Derrota do governo coroa dobradinha Motta-Alcolumbre e abre fase inédita em Lula 3
A derrota imposta ao governo pelo Congresso escancarou a aliança entre os presidentes da Câmara, Hugo Motta (Republicanos-PB), e do Senado, Davi Alcolumbre (União Brasil-AP), e impôs uma dinâmica com a qual Lula (PT) ainda não havia se deparado neste mandato.
Em um jogo combinado, Motta e Alcolumbre resolveram canalizar as reclamações que circulavam no Congresso contra o governo —inclusive deles próprios— e cancelar a alta nas alíquotas do IOF (Imposto sobre Operações Financeiras).
A parceria entre os dois presidentes abre uma frente inédita no governo Lula 3, que, até então, convivia com a animosidade entre o antecessor de Motta, Arthur Lira (PP-AL), e o de Alcolumbre, Rodrigo Pacheco (PSD-MG), e impõe riscos ao Executivo, se reeditada desta forma.
Uma jogada casada como a de Motta e Alcolumbre na quarta-feira (25), admitem parlamentares e assessores, era inimaginável entre a dupla anterior —com a qual Lula lidou nos dois primeiros anos deste mandato.
Um detalhe simboliza a nova fase do Congresso. Em 2019, Alcolumbre e o então presidente da Câmara, Rodrigo Maia, decidiram abrir um portão no muro que separa as duas residências oficiais para que pudessem se encontrar sem precisar acessar a rua.
Atritos entre os dois presidentes ao longo do governo Jair Bolsonaro (PL) fizeram com que a porta caísse em desuso. Ao final do mandato, Alcolumbre deixou a fechadura entre as duas casas não só trancada, mas também soldada. Depois dos quatro anos em que Lira e Pacheco ficaram à frente do Legislativo, a porta foi reaberta por Alcolumbre neste ano para facilitar o contato com Motta.
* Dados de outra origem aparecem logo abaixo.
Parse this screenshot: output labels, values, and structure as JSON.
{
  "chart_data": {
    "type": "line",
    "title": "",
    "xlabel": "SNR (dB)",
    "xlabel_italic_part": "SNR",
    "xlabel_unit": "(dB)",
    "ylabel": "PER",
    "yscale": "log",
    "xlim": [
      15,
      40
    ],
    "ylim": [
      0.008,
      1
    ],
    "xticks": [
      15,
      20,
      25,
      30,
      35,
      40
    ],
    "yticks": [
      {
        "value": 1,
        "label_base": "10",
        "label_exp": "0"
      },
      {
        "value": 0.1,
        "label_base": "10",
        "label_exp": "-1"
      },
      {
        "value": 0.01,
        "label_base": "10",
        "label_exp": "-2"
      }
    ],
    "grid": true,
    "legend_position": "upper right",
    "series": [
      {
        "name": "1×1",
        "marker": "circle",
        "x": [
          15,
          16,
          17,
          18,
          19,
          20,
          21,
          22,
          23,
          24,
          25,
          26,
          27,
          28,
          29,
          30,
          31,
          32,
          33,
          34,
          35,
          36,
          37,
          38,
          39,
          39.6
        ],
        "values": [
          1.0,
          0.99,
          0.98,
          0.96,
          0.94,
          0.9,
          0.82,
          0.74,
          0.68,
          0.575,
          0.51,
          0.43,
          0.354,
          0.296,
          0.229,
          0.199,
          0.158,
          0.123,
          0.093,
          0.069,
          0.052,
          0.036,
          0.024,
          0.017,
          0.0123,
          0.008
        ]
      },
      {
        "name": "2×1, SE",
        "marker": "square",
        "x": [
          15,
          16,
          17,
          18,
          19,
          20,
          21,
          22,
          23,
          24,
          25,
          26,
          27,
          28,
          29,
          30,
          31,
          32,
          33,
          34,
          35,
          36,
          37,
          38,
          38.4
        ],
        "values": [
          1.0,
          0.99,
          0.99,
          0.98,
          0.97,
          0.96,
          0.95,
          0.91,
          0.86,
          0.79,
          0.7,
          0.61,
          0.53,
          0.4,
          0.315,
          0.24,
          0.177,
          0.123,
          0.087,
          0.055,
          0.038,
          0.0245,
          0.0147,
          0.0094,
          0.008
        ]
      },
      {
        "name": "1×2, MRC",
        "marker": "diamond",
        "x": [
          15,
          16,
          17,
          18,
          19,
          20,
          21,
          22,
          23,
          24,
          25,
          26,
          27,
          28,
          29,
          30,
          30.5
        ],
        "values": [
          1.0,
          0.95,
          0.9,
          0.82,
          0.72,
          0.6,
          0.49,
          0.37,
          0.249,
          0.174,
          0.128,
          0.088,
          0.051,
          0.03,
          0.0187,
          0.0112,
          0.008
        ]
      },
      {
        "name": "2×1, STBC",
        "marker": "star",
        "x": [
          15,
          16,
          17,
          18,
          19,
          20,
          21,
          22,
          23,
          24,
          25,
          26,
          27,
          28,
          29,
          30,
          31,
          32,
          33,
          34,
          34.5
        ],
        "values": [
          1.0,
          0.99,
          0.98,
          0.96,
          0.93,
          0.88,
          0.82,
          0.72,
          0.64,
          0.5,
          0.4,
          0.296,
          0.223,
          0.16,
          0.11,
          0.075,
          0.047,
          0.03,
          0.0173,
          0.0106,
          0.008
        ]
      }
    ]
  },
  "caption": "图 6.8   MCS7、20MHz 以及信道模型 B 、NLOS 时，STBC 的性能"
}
Integrantes do Congresso e dirigentes partidários apontam a derrota no IOF como a principal demonstração de força do novo comando das Casas, agora unido. De acordo com relatos, a iniciativa para a derrubada do decreto partiu de Motta, após conversa com poucos aliados. Quando relatou sua intenção a um deles, foi alertado para discutir o tema com Alcolumbre.
Da parte da Câmara, há insatisfação com a lentidão no pagamento de emendas e com o que veem como uma tentativa do governo de desgastar o Legislativo a partir do discurso de que parlamentares não colaboram com as contas públicas.
O presidente do Senado vem pedindo a demissão de Silveira há meses, mas a derrota do governo foi entendida como a mais aguda demonstração de força de Alcolumbre diante da demanda.
Alcolumbre reclamou a senadores mais próximos que o Congresso estava levando a culpa sozinho pelo esperado aumento na conta de luz, enquanto o governo saía com a imagem de salvador, ao articular uma medida para tentar reduzir o impacto no bolso dos brasileiros.
Sobre o IOF, parlamentares afirmam que, apesar de a derrubada ter partido de Motta, tratou-se de uma iniciativa conjunta e que, se Alcolumbre não estivesse tão insatisfeito com o Executivo, o presidente da Câmara não teria ido adiante.
O presidente da Casa encaminhou a publicação para o grupo de WhatsApp de líderes. Ouviu protestos e pedidos de políticos da base aliada para discutir o tema em reunião, mas ignorou as demandas.
O projeto do IOF foi aprovado com folga pelos deputados federais às 19h28, enquanto os senadores votavam o aumento no número de deputados federais. Às 20h04, Alcolumbre abriu a votação da derrubada do IOF.
“Reconhecendo o papel das lideranças do Senado, que compreenderam a importância de nós deliberarmos simbolicamente este decreto, mesmo sabendo que é, sim, uma derrota para o governo, mas foi construída a várias mãos, porque a Câmara deu uma votação expressiva, o Senado, num acordo, daria também uma votação expressiva”, disse.
Durante os dois anos em que lidou com Lira e Pacheco, Lula só testemunhou alguma “solidariedade” entre os dois presidentes na defesa de emendas parlamentares ou na votação de projetos que eram de interesse do próprio governo federal, como o pacote de corte de gastos.
No fim de 2023, após uma rápida troca de elogios na promulgação da reforma tributária, Pacheco disse que ele e Lira não tinham nenhum problema pessoal, mas emendou: “Não pode haver uma cumplicidade absoluta entre os presidentes das Casas porque isso diminui o Parlamento”.